Gelagotis keen on Moe return

RELATED COVERAGE: Hype hits fever pitch

RELATED COVERAGE: Two-year racing wait ends

By keith hillier

NO-one is looking forward to the return of racing at Moe tomorrow more than its most successful training operation – Peter Gelagotis Racing.

Peter’s brother Manny Gelagotis said the two-year wait for racing to return would be worthwhile judging by the state of the redeveloped surface.

“The new track has a surface that compares with Kensington (the Strathayr track at Randwick) and Moonee Valley, it is just beautiful,” Gelagotis said.

Moe Racing Club has successfully completed all requirements of a Racing Victoria Limited program that included slow trackwork gallops, barrier jump outs and official trials to get the green light to race again.

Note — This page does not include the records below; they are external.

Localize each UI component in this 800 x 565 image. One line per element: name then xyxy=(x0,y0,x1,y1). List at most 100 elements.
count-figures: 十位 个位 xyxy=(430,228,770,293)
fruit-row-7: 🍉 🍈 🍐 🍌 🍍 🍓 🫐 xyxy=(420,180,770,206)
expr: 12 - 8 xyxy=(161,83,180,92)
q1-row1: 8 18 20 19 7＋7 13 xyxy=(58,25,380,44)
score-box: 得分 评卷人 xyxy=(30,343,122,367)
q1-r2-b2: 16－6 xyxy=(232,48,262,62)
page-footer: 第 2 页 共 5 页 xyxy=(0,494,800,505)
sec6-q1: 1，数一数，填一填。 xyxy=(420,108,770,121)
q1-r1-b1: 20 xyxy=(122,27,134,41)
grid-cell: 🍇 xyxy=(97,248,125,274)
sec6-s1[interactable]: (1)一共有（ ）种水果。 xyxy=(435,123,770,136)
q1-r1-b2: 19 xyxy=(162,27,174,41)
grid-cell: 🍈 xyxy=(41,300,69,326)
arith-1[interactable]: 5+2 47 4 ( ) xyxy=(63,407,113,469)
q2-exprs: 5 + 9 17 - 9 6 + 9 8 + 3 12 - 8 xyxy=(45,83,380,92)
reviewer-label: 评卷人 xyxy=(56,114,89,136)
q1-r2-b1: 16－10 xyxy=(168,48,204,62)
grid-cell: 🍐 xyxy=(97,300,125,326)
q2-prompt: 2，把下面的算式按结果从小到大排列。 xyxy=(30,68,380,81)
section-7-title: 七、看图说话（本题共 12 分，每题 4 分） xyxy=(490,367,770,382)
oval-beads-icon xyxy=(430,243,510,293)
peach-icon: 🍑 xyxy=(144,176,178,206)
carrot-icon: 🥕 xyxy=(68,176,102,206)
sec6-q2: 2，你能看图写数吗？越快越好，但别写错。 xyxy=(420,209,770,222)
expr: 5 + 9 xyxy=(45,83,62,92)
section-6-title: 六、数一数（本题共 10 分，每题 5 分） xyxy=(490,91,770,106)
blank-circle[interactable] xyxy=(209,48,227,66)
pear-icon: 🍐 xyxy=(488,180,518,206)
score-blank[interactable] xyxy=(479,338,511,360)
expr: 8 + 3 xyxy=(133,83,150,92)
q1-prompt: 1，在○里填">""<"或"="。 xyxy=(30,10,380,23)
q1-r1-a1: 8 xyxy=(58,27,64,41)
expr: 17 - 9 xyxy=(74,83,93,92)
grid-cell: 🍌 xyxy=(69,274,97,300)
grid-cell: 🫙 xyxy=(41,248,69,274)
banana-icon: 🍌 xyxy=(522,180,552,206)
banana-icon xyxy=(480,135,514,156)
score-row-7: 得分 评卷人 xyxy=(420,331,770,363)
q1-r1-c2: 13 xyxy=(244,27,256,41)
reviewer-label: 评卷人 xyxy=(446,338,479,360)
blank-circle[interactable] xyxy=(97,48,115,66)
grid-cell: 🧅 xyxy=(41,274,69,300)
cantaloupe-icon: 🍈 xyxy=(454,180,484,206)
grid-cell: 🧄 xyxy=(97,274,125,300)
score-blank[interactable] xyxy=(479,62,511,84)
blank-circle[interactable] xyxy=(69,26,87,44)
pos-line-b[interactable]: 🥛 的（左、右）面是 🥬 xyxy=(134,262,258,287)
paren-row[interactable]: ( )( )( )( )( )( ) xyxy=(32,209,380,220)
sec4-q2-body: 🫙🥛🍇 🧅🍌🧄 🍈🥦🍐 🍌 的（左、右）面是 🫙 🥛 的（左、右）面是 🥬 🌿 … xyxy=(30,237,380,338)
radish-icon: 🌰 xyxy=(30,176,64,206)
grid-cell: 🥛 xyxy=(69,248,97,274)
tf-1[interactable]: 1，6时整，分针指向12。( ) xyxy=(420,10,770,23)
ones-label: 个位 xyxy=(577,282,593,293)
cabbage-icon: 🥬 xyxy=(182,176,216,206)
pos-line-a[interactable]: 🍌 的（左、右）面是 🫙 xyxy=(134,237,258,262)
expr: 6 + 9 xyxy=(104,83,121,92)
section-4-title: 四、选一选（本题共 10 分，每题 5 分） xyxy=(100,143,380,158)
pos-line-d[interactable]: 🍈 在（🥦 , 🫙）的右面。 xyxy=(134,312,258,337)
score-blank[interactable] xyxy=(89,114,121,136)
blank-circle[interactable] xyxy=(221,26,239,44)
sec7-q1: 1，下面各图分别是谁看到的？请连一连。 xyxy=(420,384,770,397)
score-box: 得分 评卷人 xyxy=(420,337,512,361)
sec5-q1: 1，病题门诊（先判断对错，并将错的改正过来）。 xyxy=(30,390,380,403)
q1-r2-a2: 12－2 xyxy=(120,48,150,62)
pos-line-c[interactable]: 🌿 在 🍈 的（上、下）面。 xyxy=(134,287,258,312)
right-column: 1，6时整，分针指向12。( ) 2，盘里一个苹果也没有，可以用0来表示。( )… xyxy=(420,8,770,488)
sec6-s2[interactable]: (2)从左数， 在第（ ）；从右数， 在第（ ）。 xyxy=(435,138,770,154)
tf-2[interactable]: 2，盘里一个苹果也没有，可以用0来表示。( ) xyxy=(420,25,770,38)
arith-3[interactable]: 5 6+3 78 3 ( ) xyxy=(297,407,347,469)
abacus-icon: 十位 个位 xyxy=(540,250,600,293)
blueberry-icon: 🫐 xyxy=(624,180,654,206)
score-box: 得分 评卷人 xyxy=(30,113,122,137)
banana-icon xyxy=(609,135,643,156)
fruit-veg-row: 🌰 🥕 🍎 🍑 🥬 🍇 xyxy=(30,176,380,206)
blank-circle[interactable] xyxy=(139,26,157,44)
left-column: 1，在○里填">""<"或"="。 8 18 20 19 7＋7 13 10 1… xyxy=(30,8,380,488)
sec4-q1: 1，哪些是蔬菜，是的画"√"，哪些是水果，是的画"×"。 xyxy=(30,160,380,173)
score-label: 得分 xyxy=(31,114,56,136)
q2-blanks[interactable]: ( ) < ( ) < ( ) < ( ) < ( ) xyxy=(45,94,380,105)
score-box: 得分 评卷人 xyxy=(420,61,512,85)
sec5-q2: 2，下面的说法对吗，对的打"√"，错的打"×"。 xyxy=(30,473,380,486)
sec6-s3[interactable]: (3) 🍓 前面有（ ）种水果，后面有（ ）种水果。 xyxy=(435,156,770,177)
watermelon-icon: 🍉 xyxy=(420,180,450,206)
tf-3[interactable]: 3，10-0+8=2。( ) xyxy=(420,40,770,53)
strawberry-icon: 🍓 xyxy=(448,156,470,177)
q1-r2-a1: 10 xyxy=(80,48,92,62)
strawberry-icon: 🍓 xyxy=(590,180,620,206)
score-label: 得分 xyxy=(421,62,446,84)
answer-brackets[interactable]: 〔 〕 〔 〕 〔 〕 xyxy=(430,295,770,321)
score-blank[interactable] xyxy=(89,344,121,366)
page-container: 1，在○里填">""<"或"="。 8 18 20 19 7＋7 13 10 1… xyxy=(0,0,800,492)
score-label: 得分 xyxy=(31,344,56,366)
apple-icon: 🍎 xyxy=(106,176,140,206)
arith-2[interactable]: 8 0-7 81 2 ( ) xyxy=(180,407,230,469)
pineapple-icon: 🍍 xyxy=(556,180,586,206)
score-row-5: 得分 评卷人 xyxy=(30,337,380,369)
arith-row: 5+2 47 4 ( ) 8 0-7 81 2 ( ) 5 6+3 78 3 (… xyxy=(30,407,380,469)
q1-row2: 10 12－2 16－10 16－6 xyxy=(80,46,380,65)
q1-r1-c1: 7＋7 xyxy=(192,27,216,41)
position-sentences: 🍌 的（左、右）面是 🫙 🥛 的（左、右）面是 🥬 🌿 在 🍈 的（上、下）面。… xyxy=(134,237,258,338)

Gelagotis predicted a massive resurgence in the popularity of Moe in particular and Gippsland racing in general.

“Moe is our home track, but Gippsland racing is what we are all about,” he said.

Facts back that statement up.

Peter Gelagotis Racing has won the Gippsland Racehorse of the Year title for the past three seasons with Savquaw, which won the 2009 Moe Cup, Belgiotto and Hvasstan.

With their primary course out of action, Manny Gelagotis said the 30 trainers at Moe had done it tough for more than two years.

“We have had to ask permission to gallop horses at other race tracks,” he said.

“Previously we were using Moe six days a week.”

Gelagotis predicted the new state-of-the-art racetrack at Moe would entice local trainers to expand and new trainers to come to the city.

“It’s the current trend, isn’t it,” he said.

“Darren Weir is doing all right at Ballarat and has made out of town training something fashionable.”

Moe Racing Club racing manager Mark Hill said tomorrow’s meeting would be used as a “soft” introduction of its new track.

The venue will also host meetings on Anzac Day, 5 May, 19 May, 14 June and 8 July.

The Moe Cup will return to its traditional date – two days before the Caulfield Cup in October.

The redevelopment project cost about $4.5 million.